Das führt dazu, dass das Zurverfügungstellen eines einzelnen Klingeltones demselben Strafrahmen unterliegt, wie das Anbieten tausender Musikstücke. In beiden Fällen beträgt die Höchststrafe 6 Monate Freiheitsstrafe bzw. 360 Tagessätze Geldstrafe. Das wiederum führt dazu, dass bei diesen Delikten die Ausforschung des Täters nicht möglich ist, weil nach § 149a StPO für die Herausgabe von Verbindungsdaten zur Feststellung des Users, der sich hinter einer IP-Zahl verbirgt, ein Delikt vorliegen muss, das mit mehr als 1 Jahr Freiheitsstrafe bedroht ist. Immerhin geht es hier um einen Eingriff in die Grundrechte des Fernmeldegeheimnisses und des Schutzes der Privatsphäre. Das ist der Grund, warum bisher die Verfolgung von Tauschbörsen-Usern gescheitert ist.
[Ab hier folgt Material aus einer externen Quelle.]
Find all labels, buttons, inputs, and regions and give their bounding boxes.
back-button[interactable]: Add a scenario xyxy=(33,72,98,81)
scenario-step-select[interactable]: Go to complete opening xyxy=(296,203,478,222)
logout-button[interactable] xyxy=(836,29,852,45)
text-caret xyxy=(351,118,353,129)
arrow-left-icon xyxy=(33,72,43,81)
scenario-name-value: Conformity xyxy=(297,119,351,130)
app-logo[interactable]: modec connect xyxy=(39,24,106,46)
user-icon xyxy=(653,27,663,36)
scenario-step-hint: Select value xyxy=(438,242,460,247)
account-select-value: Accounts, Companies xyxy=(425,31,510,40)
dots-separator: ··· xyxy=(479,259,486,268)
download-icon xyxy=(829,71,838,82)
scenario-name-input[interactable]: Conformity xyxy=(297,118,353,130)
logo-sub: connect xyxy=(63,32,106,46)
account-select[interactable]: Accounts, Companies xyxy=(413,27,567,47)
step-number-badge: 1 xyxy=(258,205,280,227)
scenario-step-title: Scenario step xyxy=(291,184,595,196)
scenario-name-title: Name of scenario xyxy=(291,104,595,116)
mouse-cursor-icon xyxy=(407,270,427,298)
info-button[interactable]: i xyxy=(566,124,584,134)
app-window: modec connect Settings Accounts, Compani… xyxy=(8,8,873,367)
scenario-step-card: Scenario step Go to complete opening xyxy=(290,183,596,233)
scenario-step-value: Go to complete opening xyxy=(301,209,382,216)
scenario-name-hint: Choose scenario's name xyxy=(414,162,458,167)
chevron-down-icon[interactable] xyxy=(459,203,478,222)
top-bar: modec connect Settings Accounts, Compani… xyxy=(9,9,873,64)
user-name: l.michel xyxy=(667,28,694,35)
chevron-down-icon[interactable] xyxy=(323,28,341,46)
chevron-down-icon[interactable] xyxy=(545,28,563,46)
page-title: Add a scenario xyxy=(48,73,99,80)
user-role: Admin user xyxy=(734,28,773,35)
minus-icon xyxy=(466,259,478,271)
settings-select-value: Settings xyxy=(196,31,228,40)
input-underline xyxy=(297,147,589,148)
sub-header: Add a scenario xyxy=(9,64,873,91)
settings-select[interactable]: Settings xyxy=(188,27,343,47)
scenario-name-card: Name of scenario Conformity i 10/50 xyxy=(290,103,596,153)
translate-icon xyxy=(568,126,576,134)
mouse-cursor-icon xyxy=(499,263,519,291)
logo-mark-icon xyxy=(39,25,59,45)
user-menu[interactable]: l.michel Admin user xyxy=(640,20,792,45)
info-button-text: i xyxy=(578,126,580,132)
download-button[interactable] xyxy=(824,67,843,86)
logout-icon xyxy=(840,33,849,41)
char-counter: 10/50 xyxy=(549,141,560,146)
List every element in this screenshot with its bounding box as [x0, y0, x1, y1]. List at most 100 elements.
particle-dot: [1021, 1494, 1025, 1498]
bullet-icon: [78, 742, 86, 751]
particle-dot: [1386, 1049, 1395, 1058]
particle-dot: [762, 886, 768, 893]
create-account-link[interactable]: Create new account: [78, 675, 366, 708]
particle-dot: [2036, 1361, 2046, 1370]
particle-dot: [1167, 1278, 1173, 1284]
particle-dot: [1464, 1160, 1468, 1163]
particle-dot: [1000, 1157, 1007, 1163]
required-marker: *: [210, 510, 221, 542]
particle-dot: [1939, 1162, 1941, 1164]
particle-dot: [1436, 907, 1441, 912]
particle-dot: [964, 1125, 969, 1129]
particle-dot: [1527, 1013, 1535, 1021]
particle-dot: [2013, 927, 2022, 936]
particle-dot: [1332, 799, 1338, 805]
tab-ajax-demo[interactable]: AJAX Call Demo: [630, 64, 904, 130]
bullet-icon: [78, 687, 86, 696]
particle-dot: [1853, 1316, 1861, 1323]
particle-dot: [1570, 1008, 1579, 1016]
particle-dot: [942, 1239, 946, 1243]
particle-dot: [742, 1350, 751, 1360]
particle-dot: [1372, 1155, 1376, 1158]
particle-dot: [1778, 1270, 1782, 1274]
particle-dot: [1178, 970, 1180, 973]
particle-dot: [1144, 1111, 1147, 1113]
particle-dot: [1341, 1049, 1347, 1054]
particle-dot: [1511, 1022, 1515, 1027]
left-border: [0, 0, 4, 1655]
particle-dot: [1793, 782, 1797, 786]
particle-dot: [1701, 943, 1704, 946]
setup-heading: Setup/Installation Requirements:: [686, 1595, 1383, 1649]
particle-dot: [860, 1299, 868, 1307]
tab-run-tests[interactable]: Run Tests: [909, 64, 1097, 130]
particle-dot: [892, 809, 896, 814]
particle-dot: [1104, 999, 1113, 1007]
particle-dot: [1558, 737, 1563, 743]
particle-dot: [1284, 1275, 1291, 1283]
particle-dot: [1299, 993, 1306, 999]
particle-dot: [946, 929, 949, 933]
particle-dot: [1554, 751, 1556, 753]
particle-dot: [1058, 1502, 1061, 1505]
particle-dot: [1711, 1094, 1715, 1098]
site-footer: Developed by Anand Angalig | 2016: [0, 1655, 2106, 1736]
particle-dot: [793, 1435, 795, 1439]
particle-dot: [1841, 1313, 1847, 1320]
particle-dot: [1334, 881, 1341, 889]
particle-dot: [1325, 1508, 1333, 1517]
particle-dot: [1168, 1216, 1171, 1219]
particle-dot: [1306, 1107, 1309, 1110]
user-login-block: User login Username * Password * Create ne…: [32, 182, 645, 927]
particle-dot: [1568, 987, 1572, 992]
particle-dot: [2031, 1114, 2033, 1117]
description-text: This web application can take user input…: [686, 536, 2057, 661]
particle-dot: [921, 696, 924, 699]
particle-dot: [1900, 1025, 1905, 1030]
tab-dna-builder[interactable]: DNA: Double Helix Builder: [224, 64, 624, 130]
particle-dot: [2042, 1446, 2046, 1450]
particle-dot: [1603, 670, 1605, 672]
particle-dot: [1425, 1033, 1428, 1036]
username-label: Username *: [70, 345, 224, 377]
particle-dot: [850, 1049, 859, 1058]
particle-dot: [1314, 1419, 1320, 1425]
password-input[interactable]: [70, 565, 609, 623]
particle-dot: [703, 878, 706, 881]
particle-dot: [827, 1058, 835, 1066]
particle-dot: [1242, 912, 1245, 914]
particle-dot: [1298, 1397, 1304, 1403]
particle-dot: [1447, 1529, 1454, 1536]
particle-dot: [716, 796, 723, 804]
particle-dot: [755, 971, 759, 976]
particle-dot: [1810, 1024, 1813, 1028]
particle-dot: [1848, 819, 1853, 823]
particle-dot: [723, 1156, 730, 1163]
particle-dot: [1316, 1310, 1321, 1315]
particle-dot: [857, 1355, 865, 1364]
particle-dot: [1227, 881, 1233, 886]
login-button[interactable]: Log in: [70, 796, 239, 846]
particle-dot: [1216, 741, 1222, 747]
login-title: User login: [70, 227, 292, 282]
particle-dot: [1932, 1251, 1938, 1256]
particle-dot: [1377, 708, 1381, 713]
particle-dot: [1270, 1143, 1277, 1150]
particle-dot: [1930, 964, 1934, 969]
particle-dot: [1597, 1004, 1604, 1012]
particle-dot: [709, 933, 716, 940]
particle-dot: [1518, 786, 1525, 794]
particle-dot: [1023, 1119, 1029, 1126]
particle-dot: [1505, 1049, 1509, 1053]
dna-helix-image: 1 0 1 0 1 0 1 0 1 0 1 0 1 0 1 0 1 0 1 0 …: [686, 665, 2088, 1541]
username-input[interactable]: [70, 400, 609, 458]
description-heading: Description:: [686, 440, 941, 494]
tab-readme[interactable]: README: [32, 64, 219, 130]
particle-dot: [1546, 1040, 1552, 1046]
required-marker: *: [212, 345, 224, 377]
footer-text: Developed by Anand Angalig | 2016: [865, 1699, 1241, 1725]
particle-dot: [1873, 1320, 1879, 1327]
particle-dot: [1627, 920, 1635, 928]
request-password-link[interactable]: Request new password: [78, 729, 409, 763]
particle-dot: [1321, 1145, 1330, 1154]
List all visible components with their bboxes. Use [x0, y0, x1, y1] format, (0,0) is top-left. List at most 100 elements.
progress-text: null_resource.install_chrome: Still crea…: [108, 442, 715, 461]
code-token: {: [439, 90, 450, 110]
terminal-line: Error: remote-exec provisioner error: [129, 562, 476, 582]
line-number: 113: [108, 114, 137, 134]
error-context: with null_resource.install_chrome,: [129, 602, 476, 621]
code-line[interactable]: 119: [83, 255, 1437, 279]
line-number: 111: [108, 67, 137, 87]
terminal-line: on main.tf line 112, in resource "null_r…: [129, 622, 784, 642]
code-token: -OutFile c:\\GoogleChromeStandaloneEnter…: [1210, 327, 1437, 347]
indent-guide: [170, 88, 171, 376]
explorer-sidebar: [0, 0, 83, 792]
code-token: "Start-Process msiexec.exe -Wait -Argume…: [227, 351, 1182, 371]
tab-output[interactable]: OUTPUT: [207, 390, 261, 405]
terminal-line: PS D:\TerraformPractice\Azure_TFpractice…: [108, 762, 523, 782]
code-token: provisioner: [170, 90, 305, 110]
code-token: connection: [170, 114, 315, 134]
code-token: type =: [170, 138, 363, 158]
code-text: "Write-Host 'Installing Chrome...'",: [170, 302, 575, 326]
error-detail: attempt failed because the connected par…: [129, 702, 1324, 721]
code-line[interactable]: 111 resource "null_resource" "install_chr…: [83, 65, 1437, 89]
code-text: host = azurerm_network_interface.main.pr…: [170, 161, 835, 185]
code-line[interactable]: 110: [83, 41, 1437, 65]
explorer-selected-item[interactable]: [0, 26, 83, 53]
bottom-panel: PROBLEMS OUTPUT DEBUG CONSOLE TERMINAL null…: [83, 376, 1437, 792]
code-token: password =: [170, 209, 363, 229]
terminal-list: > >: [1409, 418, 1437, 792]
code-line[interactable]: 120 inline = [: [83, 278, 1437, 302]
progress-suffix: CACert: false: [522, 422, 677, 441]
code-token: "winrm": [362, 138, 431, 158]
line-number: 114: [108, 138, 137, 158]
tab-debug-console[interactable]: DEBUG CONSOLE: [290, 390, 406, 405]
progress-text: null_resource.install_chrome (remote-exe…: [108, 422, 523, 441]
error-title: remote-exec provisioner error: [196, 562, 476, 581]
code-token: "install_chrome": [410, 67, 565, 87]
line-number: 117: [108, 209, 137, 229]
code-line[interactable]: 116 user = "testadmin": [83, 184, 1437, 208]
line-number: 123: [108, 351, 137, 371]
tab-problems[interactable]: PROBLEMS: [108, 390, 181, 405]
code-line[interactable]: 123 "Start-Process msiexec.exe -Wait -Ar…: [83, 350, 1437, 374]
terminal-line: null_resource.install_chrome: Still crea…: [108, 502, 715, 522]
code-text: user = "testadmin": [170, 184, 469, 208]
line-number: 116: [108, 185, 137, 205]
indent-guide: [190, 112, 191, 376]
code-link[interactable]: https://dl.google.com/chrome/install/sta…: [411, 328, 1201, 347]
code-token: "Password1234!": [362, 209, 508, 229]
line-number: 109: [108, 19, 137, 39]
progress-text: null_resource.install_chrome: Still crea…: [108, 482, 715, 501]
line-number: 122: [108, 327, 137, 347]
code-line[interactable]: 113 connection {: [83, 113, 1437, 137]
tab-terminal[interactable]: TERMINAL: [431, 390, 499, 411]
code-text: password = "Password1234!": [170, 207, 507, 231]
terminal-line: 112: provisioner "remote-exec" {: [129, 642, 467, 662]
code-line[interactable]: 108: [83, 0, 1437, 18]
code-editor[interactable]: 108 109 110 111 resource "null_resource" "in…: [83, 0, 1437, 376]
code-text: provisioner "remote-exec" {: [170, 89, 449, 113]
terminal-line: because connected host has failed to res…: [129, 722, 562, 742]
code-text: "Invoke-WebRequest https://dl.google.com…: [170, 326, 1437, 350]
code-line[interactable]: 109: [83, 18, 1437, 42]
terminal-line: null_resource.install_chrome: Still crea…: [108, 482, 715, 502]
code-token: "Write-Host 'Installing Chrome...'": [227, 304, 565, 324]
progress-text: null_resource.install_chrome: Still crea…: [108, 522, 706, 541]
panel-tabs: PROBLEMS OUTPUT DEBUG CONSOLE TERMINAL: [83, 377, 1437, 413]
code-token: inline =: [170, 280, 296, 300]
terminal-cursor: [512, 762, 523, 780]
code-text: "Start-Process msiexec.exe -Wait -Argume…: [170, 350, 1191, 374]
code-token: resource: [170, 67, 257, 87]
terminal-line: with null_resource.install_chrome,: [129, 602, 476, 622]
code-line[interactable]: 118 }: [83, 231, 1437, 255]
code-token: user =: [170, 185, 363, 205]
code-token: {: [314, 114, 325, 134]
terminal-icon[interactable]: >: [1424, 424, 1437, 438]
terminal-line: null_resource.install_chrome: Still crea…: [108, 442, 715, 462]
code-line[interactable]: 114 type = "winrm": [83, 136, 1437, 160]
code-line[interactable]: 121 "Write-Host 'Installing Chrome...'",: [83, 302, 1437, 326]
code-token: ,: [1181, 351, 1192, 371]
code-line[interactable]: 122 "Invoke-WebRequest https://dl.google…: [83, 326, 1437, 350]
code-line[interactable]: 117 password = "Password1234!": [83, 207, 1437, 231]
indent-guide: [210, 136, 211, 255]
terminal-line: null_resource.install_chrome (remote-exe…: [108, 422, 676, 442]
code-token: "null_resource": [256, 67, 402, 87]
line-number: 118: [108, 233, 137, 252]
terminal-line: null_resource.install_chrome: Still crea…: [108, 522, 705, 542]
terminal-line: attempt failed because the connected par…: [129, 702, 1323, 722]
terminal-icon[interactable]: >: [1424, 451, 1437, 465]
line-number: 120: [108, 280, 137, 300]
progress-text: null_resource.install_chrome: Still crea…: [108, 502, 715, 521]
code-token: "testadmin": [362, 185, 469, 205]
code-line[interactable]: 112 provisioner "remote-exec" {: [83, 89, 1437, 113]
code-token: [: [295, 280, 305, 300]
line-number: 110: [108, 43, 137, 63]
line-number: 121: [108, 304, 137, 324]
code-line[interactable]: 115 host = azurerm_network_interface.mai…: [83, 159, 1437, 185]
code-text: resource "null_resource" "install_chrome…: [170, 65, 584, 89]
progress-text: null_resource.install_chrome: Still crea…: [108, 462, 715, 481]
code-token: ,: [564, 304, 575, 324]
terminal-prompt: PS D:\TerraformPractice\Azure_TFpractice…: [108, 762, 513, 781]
Der Download spielt hier überhaupt keine Rolle, weil er nicht strafbar ist und m.M. auch nicht rechtswidrig.
Lösungsansatz
Der österreichische Gesetzgeber hat sich bei der Implementierung einer Richtlinie nicht nur an deren Text zu orientieren, sondern muss auch die übrige Rechtsordnung berücksichtigen. Vor allem kann er sich nicht über die Grund- und Freiheitsrechte hinwegsetzen. Sowohl eine Richtlinie als auch ein Gesetz ist grundrechtskonform auszulegen. Das führt in manchen Bereichen dazu, dass zwar grundsätzlich Auskunfts- und Zwangsrechte für die Rechteinhaber bestehen können, dass diese aber zurückstehen müssen, wenn sie mit Grundrechten kollidieren. Ein Eingriff in Grundrechte darf nur im Rahmen der Verhältnismäßigkeit erfolgen. Je schwerer der Eingriff, desto gravierender muss das Delikt sein. Und hier besteht in Österreich Handlungsspielraum. Es ist nämlich keineswegs einzusehen, dass Täter, die wegen einer Bagatelle mit dem Urheberrecht in Konflikt geraten, unter den gleichen Strafrahmen fallen wie Täter, die dieses ständig in großem Stil verletzen.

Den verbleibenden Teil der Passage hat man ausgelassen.